Пока я волновался, что бородатый на меня набросится, девушка поднялась, одернула свою короткую юбку и ушла, а я остался валяться на полу один-одинешенек.
Хоть ничего особенного не произошло, – ведь со мной почти никто не хотел общаться, – но все-таки я чуть не заплакал. Я постарался удержаться, но ничего не вышло: из глаз у меня потекли слезы, я зажмурился, чтобы они не вытекли из глаз на щеки, тогда они стали меня душить, и я начал громко кашлять. Я кашлял и кашлял, пока кто-то на меня не шикнул, и мне вдруг страшно захотелось поскорей убежать из этой душной комнаты и от всех этих людей, которым не было до меня дела.
Я быстро поднялся с пола, прокрался к двери, потихоньку открыл ее, выскользнул в прихожую и снял с вешалки свою куртку. Я уже хотел было отпереть замок входной двери, но вспомнил, что у меня нет денег на автобус. Рядом с моей курткой висело мамкино вишневое пальто. Я сунул руку ей в карман и нащупал там кошелек, в котором она держала мелочь. Я вытащил кошелек и открыл: там было несколько монет по одной марке и две монеты по пять, а мне нужно было всего четыре марки двадцать пфеннигов. Я бы не решился взять у мамки деньги на автобус, если бы не вспомнил, сколько разных монет – по одной марке, по две и по пять – она забрала у меня в День Охотника. Тогда я схватил свои пять марок и помчался на автобусную станцию.
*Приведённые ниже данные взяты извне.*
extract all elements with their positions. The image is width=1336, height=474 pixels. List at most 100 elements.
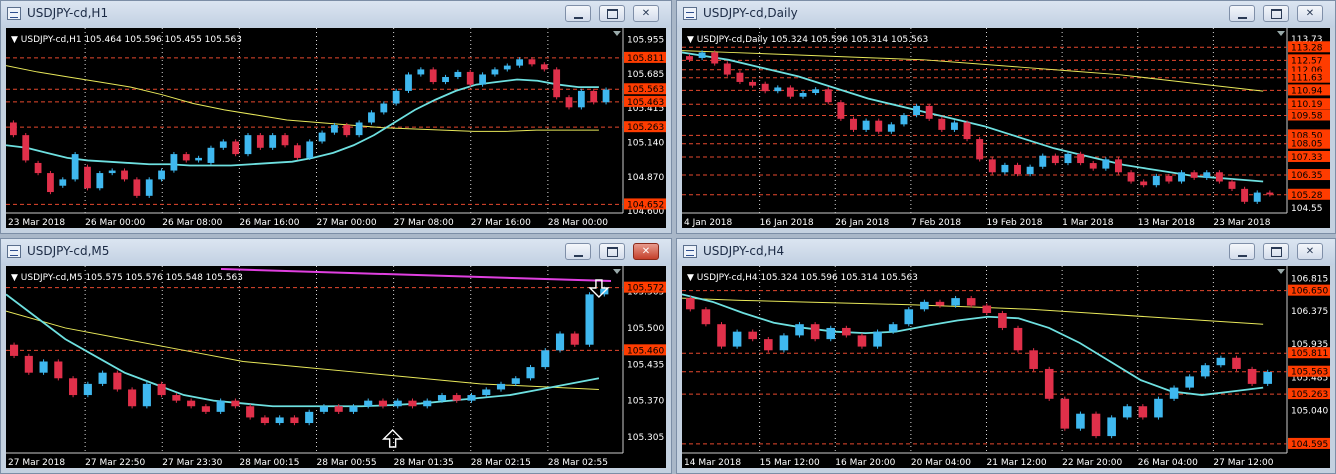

Когда я приехал в Нойбах, мне стало легче дышать – воздух был чистый, и все было знакомое – не то, что в городе. Дома я сварил себе две сосиски, съел их и включил телевизор, но мне почему-то было неинтересно все, что они показывали. Тогда я сварил еще две сосиски, но они уже не были такие вкусные, как те первые. Я одну съел, а вторую положил обратно в холодильник и стал думать, как было бы хорошо, если бы вместо того, чтобы ездить в город общаться через тело, я полез бы на башню с Ури и сторожил бы его там наверху, пока он спускается в цистерну. Я все думал и думал о том, как бы было здорово сидеть на стене и ждать Ури, и сам не заметил, как вышел из дому, взял в сарае велосипед и поехал в сторону замка.
Не успел я переехать через мост, как сверху из-за поворота на огромной скорости вылетел синий фольксваген гольф и чуть меня не сбил. Тормоза гольфа завизжали громче, чем все наши свиньи вместе, и из окна выглянуло чье-то красное распухшее лицо и сказало голосом фрау Штрайх: «Иди сюда, Клаус». Я бы ни за что ее не узнал, а если бы узнал, то не поверил бы, что это она ехала вниз на такой ужасной скорости, но когда она меня окликнула, я понял, что это именно она. Я подъехал к ней поближе, удивляясь, почему она уезжает из замка так рано, и увидел, что она плачет – наверно, поэтому лицо ее так страшно распухло. Она начала что-то быстро говорить, но ее трудно было понять из-за того, что она все время громко рыдала. Я только разобрал, что в замке было наводнение и что Отто умер. Когда она произнесла, что Отто умер, она зарыдала еще громче, ни с того, ни с сего нажала на газ посреди фразы и рванула с места, но не через мост в Нойбах, а влево, по дороге, ведущей в соседнюю деревню. Мне показалось, что она сама не знает, куда едет, но она умчалась так стремительно, что я не смог ее остановить. Мне стало ее жалко, и я вдруг вспомнил, что ее зовут Габриэла.